Structural strategy for advancing nonlinear optical effects in 1D-[MX2]∞ chains: internal distortion and atomic types

Abstract

This work aimed to alleviate the limitations of existing mid-infrared nonlinear-optics (MIR-NLO) crystals by conducting theoretical research on 1D-[MX₂]_∞ (1D = one-dimensional; M = metallic element; X = anionic element) structures in relation to NLO. An analysis was conducted on the electronic structure and optical properties of six selenides (BaZnGeSe₄, K_xBa_1−x/2Ga₂Se₄, K_xBa_1−x/2Ga_yIn_2−ySe₄, K_xBa_1−x/2In₂Se₄, BaZnSiSe₄, SrZnSiSe₄) and three arsenides (Cs₂SnAs₂, Rb₂SnAs₂, K₂SnAs₂) using first principles.

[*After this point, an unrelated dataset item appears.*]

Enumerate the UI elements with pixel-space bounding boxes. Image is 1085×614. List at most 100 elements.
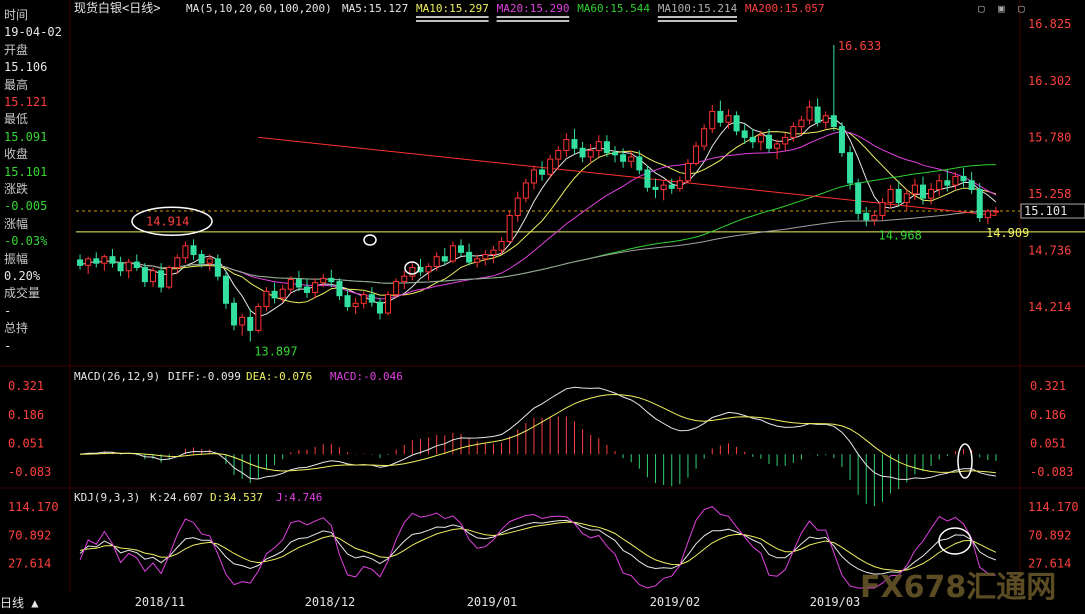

Afterwards, the inherent characteristics of these 1D-[MX₂]_∞ chains were further examined. The calculation results suggest that the presence of internal distortion (non-centrosymmetric) and high electronegativity in M elements can greatly enhance the NLO capability of 1D-[MX₂]_∞ structures. Furthermore, the first-ever prediction of K₂SnAs₂'s NLO ability has been made. Ultimately, the establishment of a theoretical structure (K₂BaSn₂As₄) provides guidance for the subsequent creation of high-performance MIR-NLO crystals.